You are not interpreting the amendment strictly. Quite the opposite; you are reading a great deal into it that is not there. You are making the fundamental mistake of confusing the government with private organizations. This is the same mistake that people make when they claim that the “freedom of the press” clause in the first amendment compels privately owned media to publish anything. For example, I heard some ignorant souls accuse CBS of violating the constitution when they decided not to broadcast their Reagan documentary on network television.
The proposed amendment stated that
Most of your examples either do not involve federal or state government, or they do not involve a denial or abridgment of rights.
Do women have a right to serve equally in all parts of the military?
What right is abridged or denied by single sex bathrooms?
If these bars and clubs are privately owned, how do you, under your “strict interpretation”, apply this amendment to them?
Whose (and what) rights are abridged or denied by a separate Mother’s Day and Father’s Day? Be specific.
See (3).
See (3). Where do you get these ideas? Has the fourteenth amendment outlawed ethnic organizations?
First of all, the amendment could only conceivably apply to state-run colleges and universities. Second, “separate but equal” was bad in the case of race because it demonstrably led to inequality. Do you argue that inequality follows from separate dorms? If not, then what rights to you see being denied or abridged by them?
What rights are being denied or abridged, and to whom, by such benefits? Be specific.
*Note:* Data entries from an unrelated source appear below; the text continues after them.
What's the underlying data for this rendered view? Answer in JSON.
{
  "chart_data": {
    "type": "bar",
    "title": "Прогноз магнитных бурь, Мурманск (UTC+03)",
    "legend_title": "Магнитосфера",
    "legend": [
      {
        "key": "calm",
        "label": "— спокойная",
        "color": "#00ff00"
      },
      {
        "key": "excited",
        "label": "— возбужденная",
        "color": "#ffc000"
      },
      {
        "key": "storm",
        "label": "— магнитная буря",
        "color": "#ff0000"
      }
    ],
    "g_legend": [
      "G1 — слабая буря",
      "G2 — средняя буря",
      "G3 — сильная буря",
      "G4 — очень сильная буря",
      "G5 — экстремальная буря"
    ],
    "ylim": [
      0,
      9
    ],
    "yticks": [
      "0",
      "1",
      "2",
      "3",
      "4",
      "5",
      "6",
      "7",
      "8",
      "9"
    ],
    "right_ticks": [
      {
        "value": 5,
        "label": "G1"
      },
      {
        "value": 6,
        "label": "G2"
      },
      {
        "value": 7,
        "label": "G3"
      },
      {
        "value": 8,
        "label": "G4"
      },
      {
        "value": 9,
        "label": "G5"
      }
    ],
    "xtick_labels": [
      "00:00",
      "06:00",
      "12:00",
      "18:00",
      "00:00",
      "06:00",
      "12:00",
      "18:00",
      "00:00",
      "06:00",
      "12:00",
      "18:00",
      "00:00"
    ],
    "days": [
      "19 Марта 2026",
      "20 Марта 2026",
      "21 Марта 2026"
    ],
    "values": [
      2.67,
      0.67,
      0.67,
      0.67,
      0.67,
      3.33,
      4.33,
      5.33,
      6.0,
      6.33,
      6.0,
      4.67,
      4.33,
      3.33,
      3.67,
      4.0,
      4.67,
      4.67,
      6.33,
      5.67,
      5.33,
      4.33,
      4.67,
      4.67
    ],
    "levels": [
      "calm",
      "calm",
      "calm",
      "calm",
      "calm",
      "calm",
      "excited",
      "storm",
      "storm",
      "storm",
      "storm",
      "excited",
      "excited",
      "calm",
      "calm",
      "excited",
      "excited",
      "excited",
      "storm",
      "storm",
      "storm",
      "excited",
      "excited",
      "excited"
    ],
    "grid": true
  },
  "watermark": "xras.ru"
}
This would only follow if the rights of fathers’ are being denied or abridged under the current system. If this is so, isn’t it an argument for the amendment?
See (7)
Why on Earth does this follow? You do know that alimony can be and is paid by both sexes, depending on the circumstances, right? Alimony is paid disproportionately by males because income is earned disproportionately by males.
Read the amendment. It is not mysterious or obscure. It quite explicitly applies to “the United States or . . . any state”. These are public institutions. If the language worked the way you seem to think it does, then churches would be prevented from respecting an establishment of religion and newspapers would have to publish every “letter to the editor” they received.